The Last Vermeer

This is a more or less true story about how the most successful art forger of all time became a national hero to the Dutch.  He is Han Van Meegeren, a flamboyant, temperamental artist and bon vivant who turned to charlatanism and forgery when critics rubbished his first solo exhibition in 1917.  He’s played here with wonderful flair by Guy Pearce, who proves once again he’s not just a pretty-boy graduate of Aussie soaps. 

The story starts in Holland at the end of World War II when the allies found what looks like a genuine Vermeer among thousands of art treasures plundered by the Nazis.  It’s called Christ and The Adulteress and it was found in Hermann Goering’s personal underground stash, so the hunt is on to find out how he got it and to punish whoever gave it to him.  The stakes are high:  firing squads are shooting collaborators in the street. 

Christ and The Adulteress, by Han Van Meegeren

The mission is given to Dutch resistance leader Captain Joseph Piller, now working for the allied administration.  He’s played by Danish actor Claes Bang, who seems to be making a career out of films about art.  I last saw him in The Burnt Orange Heresy, but he was also in that strange arty thing The Square, which was produced by billionaire Dan Friedkin, now having his first go as a director with The Last Vermeer.

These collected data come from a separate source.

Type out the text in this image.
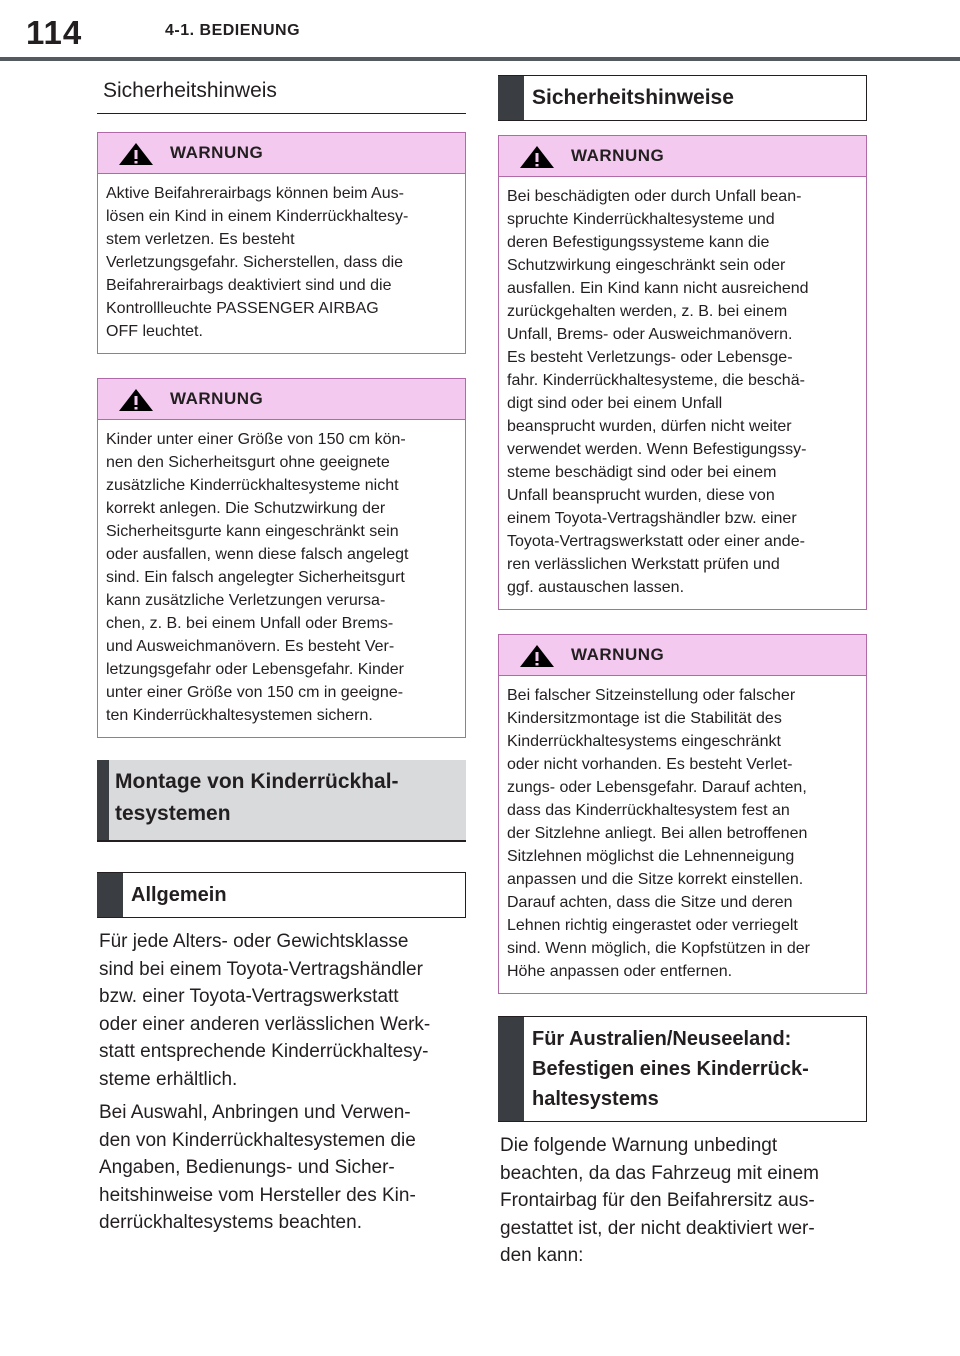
114	4-1. BEDIENUNG
Sicherheitshinweis
WARNUNG
Aktive Beifahrerairbags können beim Aus-
lösen ein Kind in einem Kinderrückhaltesy-
stem verletzen. Es besteht
Verletzungsgefahr. Sicherstellen, dass die
Beifahrerairbags deaktiviert sind und die
Kontrollleuchte PASSENGER AIRBAG
OFF leuchtet.
WARNUNG
Kinder unter einer Größe von 150 cm kön-
nen den Sicherheitsgurt ohne geeignete
zusätzliche Kinderrückhaltesysteme nicht
korrekt anlegen. Die Schutzwirkung der
Sicherheitsgurte kann eingeschränkt sein
oder ausfallen, wenn diese falsch angelegt
sind. Ein falsch angelegter Sicherheitsgurt
kann zusätzliche Verletzungen verursa-
chen, z. B. bei einem Unfall oder Brems-
und Ausweichmanövern. Es besteht Ver-
letzungsgefahr oder Lebensgefahr. Kinder
unter einer Größe von 150 cm in geeigne-
ten Kinderrückhaltesystemen sichern.
Montage von Kinderrückhal-
tesystemen
Allgemein
Für jede Alters- oder Gewichtsklasse
sind bei einem Toyota-Vertragshändler
bzw. einer Toyota-Vertragswerkstatt
oder einer anderen verlässlichen Werk-
statt entsprechende Kinderrückhaltesy-
steme erhältlich.
Bei Auswahl, Anbringen und Verwen-
den von Kinderrückhaltesystemen die
Angaben, Bedienungs- und Sicher-
heitshinweise vom Hersteller des Kin-
derrückhaltesystems beachten.
Sicherheitshinweise
WARNUNG
Bei beschädigten oder durch Unfall bean-
spruchte Kinderrückhaltesysteme und
deren Befestigungssysteme kann die
Schutzwirkung eingeschränkt sein oder
ausfallen. Ein Kind kann nicht ausreichend
zurückgehalten werden, z. B. bei einem
Unfall, Brems- oder Ausweichmanövern.
Es besteht Verletzungs- oder Lebensge-
fahr. Kinderrückhaltesysteme, die beschä-
digt sind oder bei einem Unfall
beansprucht wurden, dürfen nicht weiter
verwendet werden. Wenn Befestigungssy-
steme beschädigt sind oder bei einem
Unfall beansprucht wurden, diese von
einem Toyota-Vertragshändler bzw. einer
Toyota-Vertragswerkstatt oder einer ande-
ren verlässlichen Werkstatt prüfen und
ggf. austauschen lassen.
WARNUNG
Bei falscher Sitzeinstellung oder falscher
Kindersitzmontage ist die Stabilität des
Kinderrückhaltesystems eingeschränkt
oder nicht vorhanden. Es besteht Verlet-
zungs- oder Lebensgefahr. Darauf achten,
dass das Kinderrückhaltesystem fest an
der Sitzlehne anliegt. Bei allen betroffenen
Sitzlehnen möglichst die Lehnenneigung
anpassen und die Sitze korrekt einstellen.
Darauf achten, dass die Sitze und deren
Lehnen richtig eingerastet oder verriegelt
sind. Wenn möglich, die Kopfstützen in der
Höhe anpassen oder entfernen.
Für Australien/Neuseeland:
Befestigen eines Kinderrück-
haltesystems
Die folgende Warnung unbedingt
beachten, da das Fahrzeug mit einem
Frontairbag für den Beifahrersitz aus-
gestattet ist, der nicht deaktiviert wer-
den kann:
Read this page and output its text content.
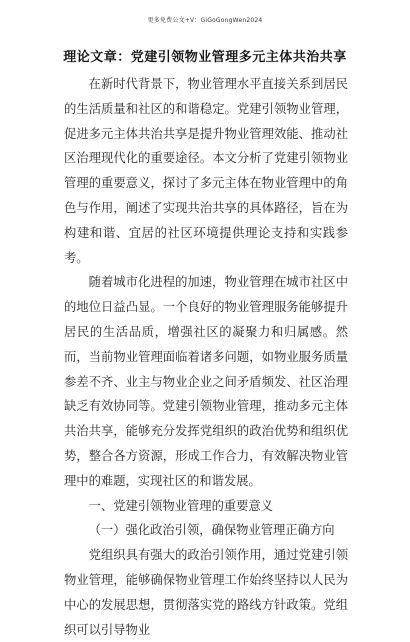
更多免费公文+V：GiGoGongWen2024
理论文章：党建引领物业管理多元主体共治共享

在新时代背景下，物业管理水平直接关系到居民的生活质量和社区的和谐稳定。党建引领物业管理，促进多元主体共治共享是提升物业管理效能、推动社区治理现代化的重要途径。本文分析了党建引领物业管理的重要意义，探讨了多元主体在物业管理中的角色与作用，阐述了实现共治共享的具体路径，旨在为构建和谐、宜居的社区环境提供理论支持和实践参考。

随着城市化进程的加速，物业管理在城市社区中的地位日益凸显。一个良好的物业管理服务能够提升居民的生活品质，增强社区的凝聚力和归属感。然而，当前物业管理面临着诸多问题，如物业服务质量参差不齐、业主与物业企业之间矛盾频发、社区治理缺乏有效协同等。党建引领物业管理，推动多元主体共治共享，能够充分发挥党组织的政治优势和组织优势，整合各方资源，形成工作合力，有效解决物业管理中的难题，实现社区的和谐发展。

一、党建引领物业管理的重要意义

（一）强化政治引领，确保物业管理正确方向

党组织具有强大的政治引领作用，通过党建引领物业管理，能够确保物业管理工作始终坚持以人民为中心的发展思想，贯彻落实党的路线方针政策。党组织可以引导物业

Piller quickly tracks down Van Meegeren, but from here the story departs from the truth before ending up with Van Meegeren’s real-life trial for treason for selling national treasures to the Nazis.  Friedkin invents the rather implausible scenario that Piller has to hide this vain, enigmatic genius away from vengeful Dutch authorities who seem to want him shot immediately.  Van Meegeren demands to be plied with fine food and whiskey while he paints in his secret studio, although it’s not clear what he’s up to as he hasn’t exactly admitted that Christ and the Adulteress is his own work. 

It seems to me the only reason Friedkin invented this scenario is so that he can put in some exciting escape and chase scenes when the Dutch authorities finally catch up with Van Meegeren.  He also invents a somewhat doleful love story for Piller, which only slows the storytelling down until we arrive at the 1945 treason trial. 

The film’s ending and the real story do accord, but in reality Van Meegeren’s defence all along was that the supposed Old Masters he sold to the Nazis were his own forgeries and therefore worthless.  The Dutch court gave him every opportunity to defend himself, letting him demonstrate his forgery techniques to the jury and at one stage setting him up in a house where, to everyone’s astonishment, he painted a well-known Vermeer – Jesus and the Doctors – in a matter of weeks. 

In the end – spoiler alert! – Van Meegeren was convicted not of treason but of forgery, and as the man who had swindled Göering he became an instant folk hero to the Dutch people.  This much is depicted in the movie, but you wonder why Friedkin didn’t make more of the theme suggested by Van Meegeren himself early on:  why some artworks are worth millions and identical ones only a few hundred dollars.  But having raised this perennially interesting question, Friedkin abandons it in favour of action and love scenes, when he could have enriched this engrossing true story with some salient points about the value and meaning of art. 

Fun fact:  I’d always thought Guy Pearce was one of OUR national treasures, but googling reveals he isn’t a native-born Aussie, dammit.  He was born in England to a Kiwi father and came to Australia at the age of 3.  He was brought up in Geelong and still barracks for that footy team.